The Slits Tribute - The Echo - 1/15/12
See also: R.I.P. Ari Up of the Slits, Dead at 48
One of The Slits' earliest and most iconic songs was their 1979 single "Typical Girls," but there was never anything typical about the way the British coven infused their punk-pop ditties with subversive strains of dub and reggae.
Their lead singer, Ari Up, died of cancer in 2010. She was so distinctively charismatic and charmingly rebellious that it took a small army of atypical women from such simpatico underground bands as Rainbow Arabia, White Magic, the Sharp Ease, Bratmobile, Raw Geronimo and Vivian Girls to capture all sides of her irrepressibly mad personality at last night's tribute show at Part Time Punks at the Echo.
No one person could really replace Ms. Up, so members of the all-star tribute band -- calling themselves the Slips for the occasion -- traded off instruments and took turns singing lead on early Slits classics. (Unfortunately, there wasn't much heard from Trapped Animal, the Slits' promising 2009 comeback album, which was the last roar from the mighty Ari Up, who would die suddenly a year later.)
The Slips' Jessica Espeleta
Thankfully, none of the night's stand-in divas attempted to mimic Up's notoriously garish fashion sense or unique vocal tics, preferring instead to remain in character as themselves, although Rainbow Arabia's Tiffany Preston, who started the night off with a buoyant version of "So Tough," exuded some of Up's confidence and fearless stage presence.
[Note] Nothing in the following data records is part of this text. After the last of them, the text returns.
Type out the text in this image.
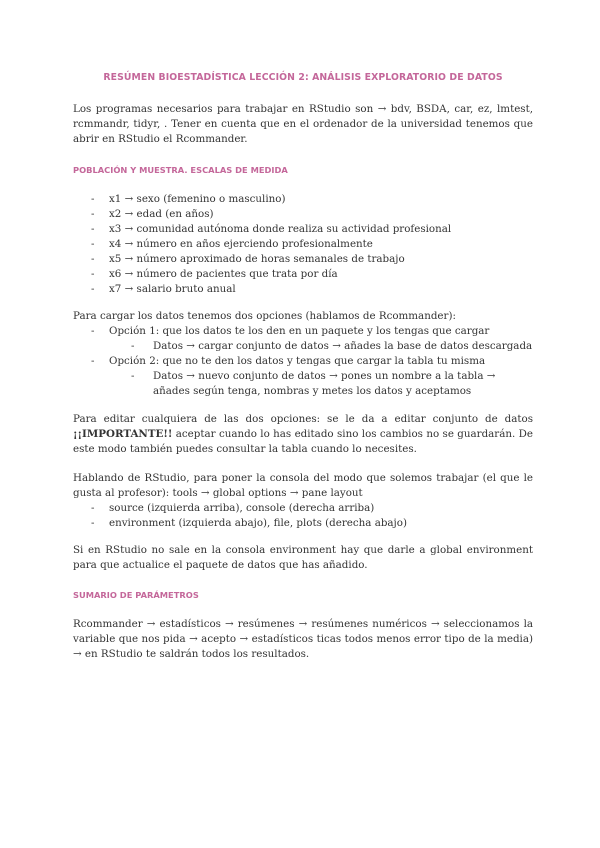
RESÚMEN BIOESTADÍSTICA LECCIÓN 2: ANÁLISIS EXPLORATORIO DE DATOS
Los programas necesarios para trabajar en RStudio son → bdv, BSDA, car, ez, lmtest, rcmmandr, tidyr, . Tener en cuenta que en el ordenador de la universidad tenemos que abrir en RStudio el Rcommander.
POBLACIÓN Y MUESTRA. ESCALAS DE MEDIDA
- x1 → sexo (femenino o masculino)
- x2 → edad (en años)
- x3 → comunidad autónoma donde realiza su actividad profesional
- x4 → número en años ejerciendo profesionalmente
- x5 → número aproximado de horas semanales de trabajo
- x6 → número de pacientes que trata por día
- x7 → salario bruto anual
Para cargar los datos tenemos dos opciones (hablamos de Rcommander):
- Opción 1: que los datos te los den en un paquete y los tengas que cargar
- Datos → cargar conjunto de datos → añades la base de datos descargada
- Opción 2: que no te den los datos y tengas que cargar la tabla tu misma
- Datos → nuevo conjunto de datos → pones un nombre a la tabla → añades según tenga, nombras y metes los datos y aceptamos
Para editar cualquiera de las dos opciones: se le da a editar conjunto de datos ¡¡IMPORTANTE!! aceptar cuando lo has editado sino los cambios no se guardarán. De este modo también puedes consultar la tabla cuando lo necesites.
Hablando de RStudio, para poner la consola del modo que solemos trabajar (el que le gusta al profesor): tools → global options → pane layout
- source (izquierda arriba), console (derecha arriba)
- environment (izquierda abajo), file, plots (derecha abajo)
Si en RStudio no sale en la consola environment hay que darle a global environment para que actualice el paquete de datos que has añadido.
SUMARIO DE PARÁMETROS
Rcommander → estadísticos → resúmenes → resúmenes numéricos → seleccionamos la variable que nos pida → acepto → estadísticos ticas todos menos error tipo de la media) → en RStudio te saldrán todos los resultados.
Love as Laughter's Jessica Espeleta, who provided much of the Slips' musical backbone, switching from bass to guitar, was up next with a delightful rendition of "FM." A lot of times, these tribute shows often degenerate into campy sloppiness, but Espeleta's solidly throbbing bass lines echoed the dub-soaked intensity of the original Slits.
Raw Geronimo's Laena Geronimo was impressively energetic, taking the reins on "Ping Pong Affair" and "Typical Girls," as the other singers sashayed behind her in a sort of glorified Greek chorus. Bratmobile's Allison Wolfe stirred things up further with sweetly fierce takes on "Love und Romance" and "Vindictive." Later, beloved Sharp Ease mastermind Paloma Parfrey came out for even more spirited lead-vocal turns. Katy Goodman (Vivian Girls, La Sera) sang lead only once, but her version of the sarcastic ode "Shoplifting" was properly ebullient and celebratory.